Get out the microscope, because we’re going through this poem line-by-line.
Line 13
Proclaimed the time was neither wrong nor right.
- So now we find out what time the clock (or the moon) "proclaims" (says) it is. But "neither wrong nor right" is no time we've ever seen on a clock before.
- Maybe it's hard to see exactly what time it is judging by the moon, so whatever guess the speaker makes wouldn't necessarily be wrong, but probably wouldn't be right either.
- Or maybe the speaker feels like, no matter what time it is, it's neither wrong nor right. He's acquainted with the night, so he's used to this dark, creepy loneliness, but he doesn't like it very much, either.
- The moon is proclaiming the time, not just showing or saying it. The moon is making this limbo between wrong and right pretty obvious.
Line 14
I have been one acquainted with the night.
- The speaker cuts the poem short here, with a two-line stanza, breaking from the rhyme scheme and form of the rest of the poem.

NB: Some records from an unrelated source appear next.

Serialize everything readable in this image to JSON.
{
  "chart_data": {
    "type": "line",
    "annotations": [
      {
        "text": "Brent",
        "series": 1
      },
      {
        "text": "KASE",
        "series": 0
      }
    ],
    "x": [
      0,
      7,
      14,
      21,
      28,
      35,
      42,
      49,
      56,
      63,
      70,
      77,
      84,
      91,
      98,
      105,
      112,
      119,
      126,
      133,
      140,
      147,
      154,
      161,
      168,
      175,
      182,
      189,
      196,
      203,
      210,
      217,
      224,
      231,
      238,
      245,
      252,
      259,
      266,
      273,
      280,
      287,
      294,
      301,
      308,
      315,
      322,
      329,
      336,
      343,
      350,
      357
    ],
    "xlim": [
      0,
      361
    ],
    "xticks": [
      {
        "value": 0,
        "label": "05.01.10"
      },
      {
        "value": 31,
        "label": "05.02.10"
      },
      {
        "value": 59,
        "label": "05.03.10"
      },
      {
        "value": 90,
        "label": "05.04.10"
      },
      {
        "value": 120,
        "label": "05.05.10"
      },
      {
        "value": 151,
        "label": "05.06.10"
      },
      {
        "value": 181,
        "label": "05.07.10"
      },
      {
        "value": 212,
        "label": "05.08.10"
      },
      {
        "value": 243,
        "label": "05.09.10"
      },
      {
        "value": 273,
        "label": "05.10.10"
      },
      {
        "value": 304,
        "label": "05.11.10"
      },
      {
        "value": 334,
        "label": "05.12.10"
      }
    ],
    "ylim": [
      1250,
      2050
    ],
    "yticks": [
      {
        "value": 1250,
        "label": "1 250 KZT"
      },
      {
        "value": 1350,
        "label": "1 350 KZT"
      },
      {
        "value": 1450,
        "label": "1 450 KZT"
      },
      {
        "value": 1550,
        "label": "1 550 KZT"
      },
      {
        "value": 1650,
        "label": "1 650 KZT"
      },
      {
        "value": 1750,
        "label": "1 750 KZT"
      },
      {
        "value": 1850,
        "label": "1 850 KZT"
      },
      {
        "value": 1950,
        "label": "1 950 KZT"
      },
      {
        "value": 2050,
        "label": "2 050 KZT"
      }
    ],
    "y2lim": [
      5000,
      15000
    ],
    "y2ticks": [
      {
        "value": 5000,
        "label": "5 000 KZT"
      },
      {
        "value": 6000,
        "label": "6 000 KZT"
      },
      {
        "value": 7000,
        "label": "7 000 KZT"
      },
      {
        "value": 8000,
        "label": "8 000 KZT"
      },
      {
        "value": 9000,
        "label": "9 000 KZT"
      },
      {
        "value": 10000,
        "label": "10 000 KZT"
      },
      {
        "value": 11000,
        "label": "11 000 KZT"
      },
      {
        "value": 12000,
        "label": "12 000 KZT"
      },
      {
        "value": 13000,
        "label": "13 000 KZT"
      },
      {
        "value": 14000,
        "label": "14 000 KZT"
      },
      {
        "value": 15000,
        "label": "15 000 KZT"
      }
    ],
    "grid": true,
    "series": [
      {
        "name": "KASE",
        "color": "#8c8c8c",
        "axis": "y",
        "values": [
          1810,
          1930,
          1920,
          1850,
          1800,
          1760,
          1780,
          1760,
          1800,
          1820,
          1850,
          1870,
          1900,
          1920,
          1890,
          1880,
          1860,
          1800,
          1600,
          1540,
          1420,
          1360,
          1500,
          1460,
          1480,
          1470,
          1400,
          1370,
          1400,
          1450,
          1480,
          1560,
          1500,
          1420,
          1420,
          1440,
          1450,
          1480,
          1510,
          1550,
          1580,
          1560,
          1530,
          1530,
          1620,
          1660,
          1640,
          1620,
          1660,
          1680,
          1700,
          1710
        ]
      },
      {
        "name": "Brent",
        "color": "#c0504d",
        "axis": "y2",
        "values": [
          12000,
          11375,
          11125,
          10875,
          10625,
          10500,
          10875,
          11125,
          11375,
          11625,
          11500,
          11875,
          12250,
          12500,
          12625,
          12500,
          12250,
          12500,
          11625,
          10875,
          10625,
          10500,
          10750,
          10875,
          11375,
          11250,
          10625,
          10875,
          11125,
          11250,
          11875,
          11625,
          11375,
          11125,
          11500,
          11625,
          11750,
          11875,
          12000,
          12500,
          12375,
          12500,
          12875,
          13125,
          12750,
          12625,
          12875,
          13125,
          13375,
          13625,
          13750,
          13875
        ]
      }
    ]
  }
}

- This line is repeated from both the title and the first line of the poem. It wraps up this very tight poem with its sound and meaning.
- Yet, we read this line differently from the way we read it when we saw it at first. Now we know what the speaker is talking about when he says he's been acquainted with the night – rain, darkness, watchmen, eerie cries. Even the moon doesn't seem quite right – but nothing is exactly wrong, either.
- What do you feel when you hear this line again? Is the speaker resigned to his fate? Is he moving on? Have you been one acquainted with the night?